I came across this photo yesterday, reputedly a portrait of the woman who was the model for the face of the Statue of Liberty. There is some dispute, but it sure looks like Lady Liberty to me. And I am floored with envy and admiration. That face has almost everything in it, beauty, strength, suffering, wisdom, determination. . . and of course, it made me reflect on the Ukrainian War. This is a daughter, a sister, a mother. . . and one wonders whether she will make it through the conflict. People forget why so many struggled to come to the United States. They were leaving something behind.
But I know. . . there needs be a Statue of Liberation for those brought here involuntarily, those who suffered in a different way. No doubt. I am for it.
There needs to be a statue for those from whom the land was taken as well. And again. . . I am for it.
We need to remember that our freedom has always come through conflict. History is a story of conquest and conquering.
In the west, now, we fight narrative battles. Postmodernism taught us to distrust all narratives as they privileged one thing over another. Always. Indubitably. Gender studies and socio-political arguments now hinge on this idea. Disrupt the narrative. Tell a different story.

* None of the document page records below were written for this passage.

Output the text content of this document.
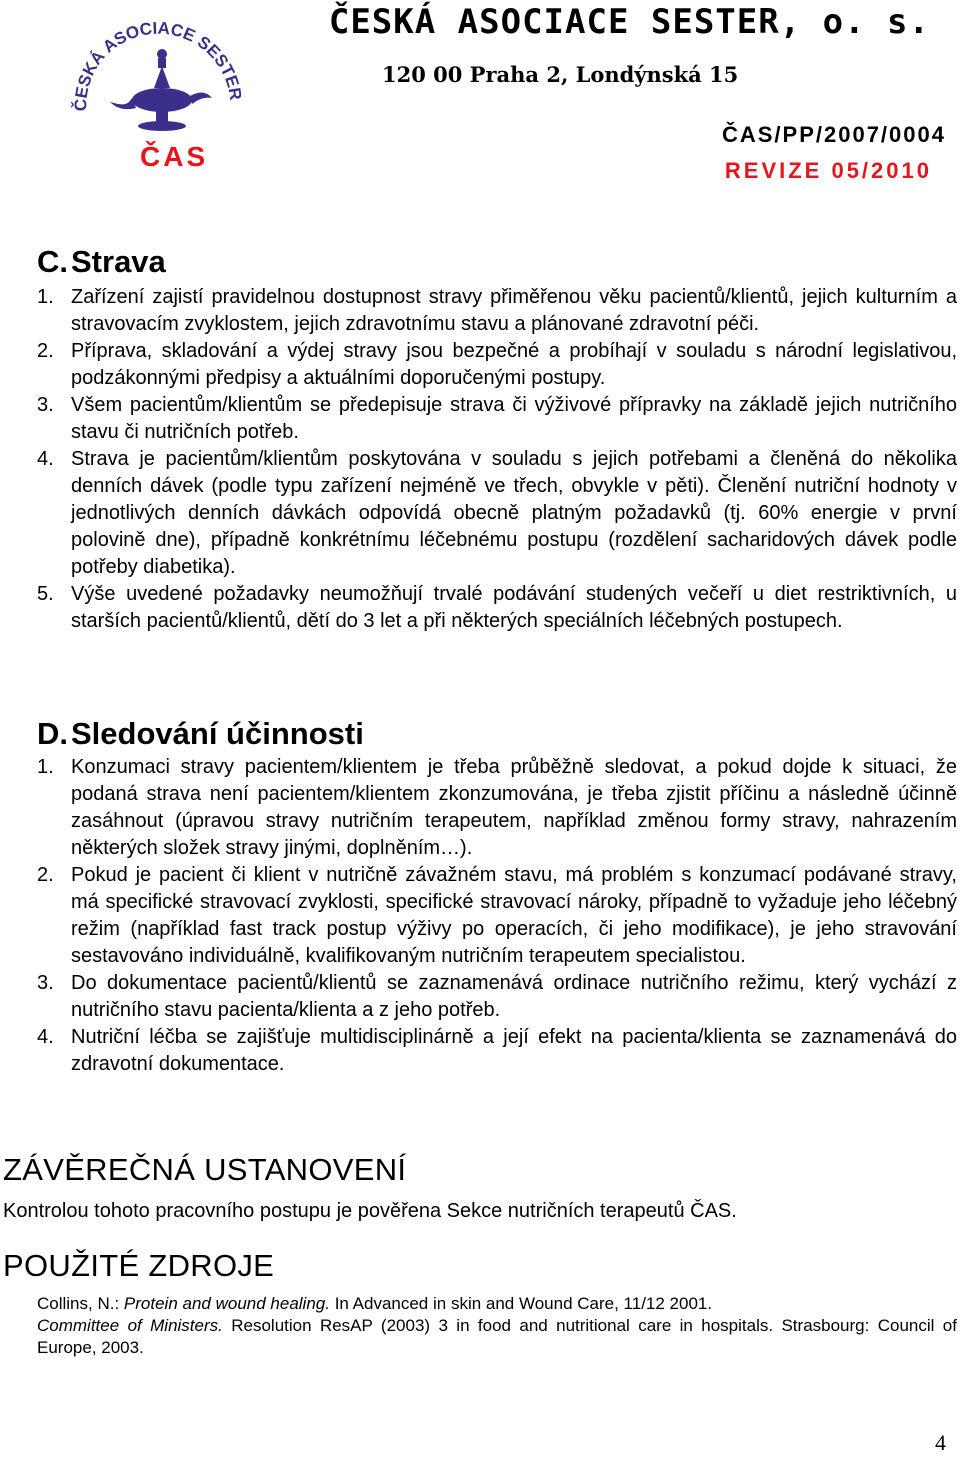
ČESKÁ ASOCIACE SESTER
ČAS
ČESKÁ ASOCIACE SESTER, o. s.
120 00 Praha 2, Londýnská 15
ČAS/PP/2007/0004
REVIZE 05/2010
C.Strava
1. Zařízení zajistí pravidelnou dostupnost stravy přiměřenou věku pacientů/klientů, jejich kulturním a stravovacím zvyklostem, jejich zdravotnímu stavu a plánované zdravotní péči.
2. Příprava, skladování a výdej stravy jsou bezpečné a probíhají v souladu s národní legislativou, podzákonnými předpisy a aktuálními doporučenými postupy.
3. Všem pacientům/klientům se předepisuje strava či výživové přípravky na základě jejich nutričního stavu či nutričních potřeb.
4. Strava je pacientům/klientům poskytována v souladu s jejich potřebami a členěná do několika denních dávek (podle typu zařízení nejméně ve třech, obvykle v pěti). Členění nutriční hodnoty v jednotlivých denních dávkách odpovídá obecně platným požadavků (tj. 60% energie v první polovině dne), případně konkrétnímu léčebnému postupu (rozdělení sacharidových dávek podle potřeby diabetika).
5. Výše uvedené požadavky neumožňují trvalé podávání studených večeří u diet restriktivních, u starších pacientů/klientů, dětí do 3 let a při některých speciálních léčebných postupech.
D.Sledování účinnosti
1. Konzumaci stravy pacientem/klientem je třeba průběžně sledovat, a pokud dojde k situaci, že podaná strava není pacientem/klientem zkonzumována, je třeba zjistit příčinu a následně účinně zasáhnout (úpravou stravy nutričním terapeutem, například změnou formy stravy, nahrazením některých složek stravy jinými, doplněním…).
2. Pokud je pacient či klient v nutričně závažném stavu, má problém s konzumací podávané stravy, má specifické stravovací zvyklosti, specifické stravovací nároky, případně to vyžaduje jeho léčebný režim (například fast track postup výživy po operacích, či jeho modifikace), je jeho stravování sestavováno individuálně, kvalifikovaným nutričním terapeutem specialistou.
3. Do dokumentace pacientů/klientů se zaznamenává ordinace nutričního režimu, který vychází z nutričního stavu pacienta/klienta a z jeho potřeb.
4. Nutriční léčba se zajišťuje multidisciplinárně a její efekt na pacienta/klienta se zaznamenává do zdravotní dokumentace.
ZÁVĚREČNÁ USTANOVENÍ
Kontrolou tohoto pracovního postupu je pověřena Sekce nutričních terapeutů ČAS.
POUŽITÉ ZDROJE

Collins, N.: Protein and wound healing. In Advanced in skin and Wound Care, 11/12 2001.

Committee of Ministers. Resolution ResAP (2003) 3 in food and nutritional care in hospitals. Strasbourg: Council of Europe, 2003.

4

Now, of course, people have forgotten that they are not allowed to stop. Woke arguments distrust all narratives. . . but one. Theirs is the only narrative.
That is how a generation has learned to fight.
Putin has learned those lessons, too. One narrative and one only. But. . . .
We've taken some staunch actions of late. We have taken away the oligarch's toys. We seize airplanes and yachts. Holy smokes! That'll show 'em.
I don't want to end up in the nuclear frier any more than anybody else, but we've known all along it could happen. I grew up in the shadow of the A-bomb. Duck and Cover and all that. I grew up only a few hundred miles from Russian missiles in Cuba. People in my neighborhood bought bomb shelters and had them put in their backyards. Shopping centers had bomb shelter sales in parking lots on weekends. I remember walking down the stairs into them with my parents thinking, "I don't want to live here." Lead lined walls, air filters, large closets to store canned foods. . . . The more dollars you spent, the larger the space, the longer you could live underground.
Someone is going to use a nuclear weapon sooner or later. It is not unthinkable. Indeed, it is very thinkable. Why do countries have them if they don't expect one day to need them. The Ukraine is the only country in history to have voluntarily given up their nuclear weapons.
Just saying.
Every day and night, we in the west can watch Russian troops shoot and bomb women and children. It is a stain on us that will never be cleansed. To sit and watch and try to stop it by seizing yachts and going to court while complaining about the falling markets and the price of oil. . . .
It is hard to be happy when there is so much suffering right before your eyes, and I have to close them from time to time.
What a photograph. What a face. I look. I am haunted.